Step1: Recall polynomial form

A polynomial with roots $r_1,r_2,r_3,r_4$ can be written as $y = a(x - r_1)(x - r_2)(x - r_3)(x - r_4)$. The given polynomial $P(x)=2(x + 7)(x - 8)(x - 15)(x - 1)$ has roots $x=-7,8,15,1$ and leading - coefficient $a = 2$.

Step2: Create new polynomial

To create a polynomial with the same roots but a different leading - coefficient, let's choose $a = 3$. The new polynomial is $Q(x)=3(x + 7)(x - 8)(x - 15)(x - 1)$.

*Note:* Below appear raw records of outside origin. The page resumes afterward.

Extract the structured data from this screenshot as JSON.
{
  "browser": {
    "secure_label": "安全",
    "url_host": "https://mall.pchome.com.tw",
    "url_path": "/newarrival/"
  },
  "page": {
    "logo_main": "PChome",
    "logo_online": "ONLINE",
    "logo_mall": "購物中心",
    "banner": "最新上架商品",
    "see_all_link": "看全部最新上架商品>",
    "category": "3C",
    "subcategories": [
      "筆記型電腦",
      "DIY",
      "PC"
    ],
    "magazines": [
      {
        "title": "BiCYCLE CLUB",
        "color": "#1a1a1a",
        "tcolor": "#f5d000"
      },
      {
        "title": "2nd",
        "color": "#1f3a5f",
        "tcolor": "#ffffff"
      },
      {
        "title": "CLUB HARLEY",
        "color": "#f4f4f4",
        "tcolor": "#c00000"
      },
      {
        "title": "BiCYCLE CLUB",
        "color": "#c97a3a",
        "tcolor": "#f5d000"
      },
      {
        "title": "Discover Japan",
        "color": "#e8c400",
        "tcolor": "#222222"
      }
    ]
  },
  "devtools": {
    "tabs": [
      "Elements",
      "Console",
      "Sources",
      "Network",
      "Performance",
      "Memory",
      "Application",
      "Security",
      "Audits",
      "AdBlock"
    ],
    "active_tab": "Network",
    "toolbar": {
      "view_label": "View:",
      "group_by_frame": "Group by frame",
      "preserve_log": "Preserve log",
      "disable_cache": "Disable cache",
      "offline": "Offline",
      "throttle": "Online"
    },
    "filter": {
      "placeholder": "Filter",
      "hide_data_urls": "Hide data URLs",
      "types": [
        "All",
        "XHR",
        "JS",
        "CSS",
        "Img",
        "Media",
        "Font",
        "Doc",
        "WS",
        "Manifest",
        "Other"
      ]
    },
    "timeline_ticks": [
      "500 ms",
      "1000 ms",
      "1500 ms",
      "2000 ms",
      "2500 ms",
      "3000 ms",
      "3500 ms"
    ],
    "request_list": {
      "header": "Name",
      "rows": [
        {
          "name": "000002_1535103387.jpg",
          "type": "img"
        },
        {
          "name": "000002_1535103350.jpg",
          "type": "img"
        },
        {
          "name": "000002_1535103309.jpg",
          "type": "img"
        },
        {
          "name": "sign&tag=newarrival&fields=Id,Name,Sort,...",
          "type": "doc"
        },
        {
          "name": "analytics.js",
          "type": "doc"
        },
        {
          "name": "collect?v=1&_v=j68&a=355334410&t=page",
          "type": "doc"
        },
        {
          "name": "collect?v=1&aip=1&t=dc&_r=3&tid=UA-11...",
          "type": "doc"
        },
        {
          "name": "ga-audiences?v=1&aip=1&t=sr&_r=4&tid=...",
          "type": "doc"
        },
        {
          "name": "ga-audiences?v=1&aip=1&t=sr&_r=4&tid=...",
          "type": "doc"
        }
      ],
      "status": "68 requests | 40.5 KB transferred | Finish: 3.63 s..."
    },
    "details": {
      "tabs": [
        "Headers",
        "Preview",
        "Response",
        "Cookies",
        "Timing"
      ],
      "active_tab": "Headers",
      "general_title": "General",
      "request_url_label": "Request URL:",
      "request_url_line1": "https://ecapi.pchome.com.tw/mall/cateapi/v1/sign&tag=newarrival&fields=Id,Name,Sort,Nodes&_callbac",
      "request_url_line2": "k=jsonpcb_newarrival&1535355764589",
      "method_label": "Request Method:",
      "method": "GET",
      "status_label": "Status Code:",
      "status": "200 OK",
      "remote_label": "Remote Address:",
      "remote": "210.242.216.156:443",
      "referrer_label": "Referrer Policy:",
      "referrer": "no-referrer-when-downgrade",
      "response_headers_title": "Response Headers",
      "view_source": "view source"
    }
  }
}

Step3: Analyze graph differences

The leading - coefficient affects the end - behavior of the polynomial. If the leading coefficient $a>0$ and the degree of the polynomial is even (degree of $P(x)$ and $Q(x)$ is 4, which is even), as $x\to\pm\infty$, $y\to+\infty$. The magnitude of the leading coefficient affects the steepness of the graph. A larger leading coefficient makes the graph steeper. For $P(x)$ with $a = 2$ and $Q(x)$ with $a = 3$, the graph of $Q(x)$ will be steeper than the graph of $P(x)$ as $x$ moves away from the origin, but they will cross the $x$ - axis at the same points $x=-7,8,15,1$.

Answer:

A new polynomial is $Q(x)=3(x + 7)(x - 8)(x - 15)(x - 1)$. The graph of the new polynomial will be steeper than the graph of the original polynomial as $x$ moves away from the origin, but they have the same $x$ - intercepts.